別居時に持ち出されてしまった財産を取り戻せるか
2019.03.07更新
配偶者が家を出る際に、自分の通帳とカードを持ち出し、金を引き出してしまった。
何とか取り返せないか。
そんな相談を受けることがあります。
結論からいうと、現状はそれは難しいです。
自分名義であっても、夫婦共有財産なのだから、相手にも処分する権利はある。
引き出された分は、財産分与の中で解決する問題だ。
これが公式回答になります。
しかし、この回答はどこか変です。
夫婦共有財産というのは、あくまで離婚時に財産を分ける際の話です。
婚姻中は、夫婦といえど財産は別のはずです。
しかも、財産分与の基準時は離婚成立時ではなく、婚姻破綻時です。
離婚に先立って別居している場合、別居したタイミングが婚姻破綻時となることが多いです。

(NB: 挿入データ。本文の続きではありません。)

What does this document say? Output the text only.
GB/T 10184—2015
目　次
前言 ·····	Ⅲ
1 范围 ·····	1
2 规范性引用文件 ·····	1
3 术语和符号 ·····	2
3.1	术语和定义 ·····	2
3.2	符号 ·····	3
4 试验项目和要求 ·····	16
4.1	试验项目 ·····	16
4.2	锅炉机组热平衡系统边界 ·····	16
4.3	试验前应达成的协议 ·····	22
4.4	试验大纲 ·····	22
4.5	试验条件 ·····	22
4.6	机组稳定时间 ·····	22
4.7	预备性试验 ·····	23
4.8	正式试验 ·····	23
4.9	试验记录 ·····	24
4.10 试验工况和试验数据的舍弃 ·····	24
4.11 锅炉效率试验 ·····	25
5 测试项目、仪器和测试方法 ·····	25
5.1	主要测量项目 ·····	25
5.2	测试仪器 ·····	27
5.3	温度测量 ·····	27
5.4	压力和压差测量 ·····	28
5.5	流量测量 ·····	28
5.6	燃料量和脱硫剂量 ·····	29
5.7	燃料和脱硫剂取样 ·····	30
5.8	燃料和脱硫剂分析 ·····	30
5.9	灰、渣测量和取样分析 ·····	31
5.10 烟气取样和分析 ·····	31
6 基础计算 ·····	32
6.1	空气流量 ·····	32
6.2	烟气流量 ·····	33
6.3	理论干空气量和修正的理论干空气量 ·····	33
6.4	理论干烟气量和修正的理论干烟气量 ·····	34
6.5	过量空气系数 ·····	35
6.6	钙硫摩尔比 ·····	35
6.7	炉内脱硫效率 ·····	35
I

つまり、婚姻破綻しているのに財産の処分権はなぜか残っている、ということになります。
別居時が婚姻破綻時となるなら、「家を出る」ことによって婚姻破綻を確定させたのは「出ていった側」です。
その出ていった側が、財産の処分権を主張する。
この構図を納得していただくのは無理があります。
原則論で言うなら、別居時に持ち出された財産は、財産分与を待たずに速やかに返却されるべきです。
返却を拒む場合には、不法行為の成立が認められてもおかしくありません。
資力に乏しいので、とりあえずの生活のために財産を持ち出さざるを得なかった。
最終的には財産分与されるんだから、そこで解決すればいいじゃないか。
理屈は通りませんが、言いたいことは分かります。
でも、家を出ていく配偶者はお金がなくてかわいそう、というおおざっぱな理由付けで、人の財産を勝手に持ち出すこと全般を正当化するのはおかしい。
これは声を大にして言いたいです。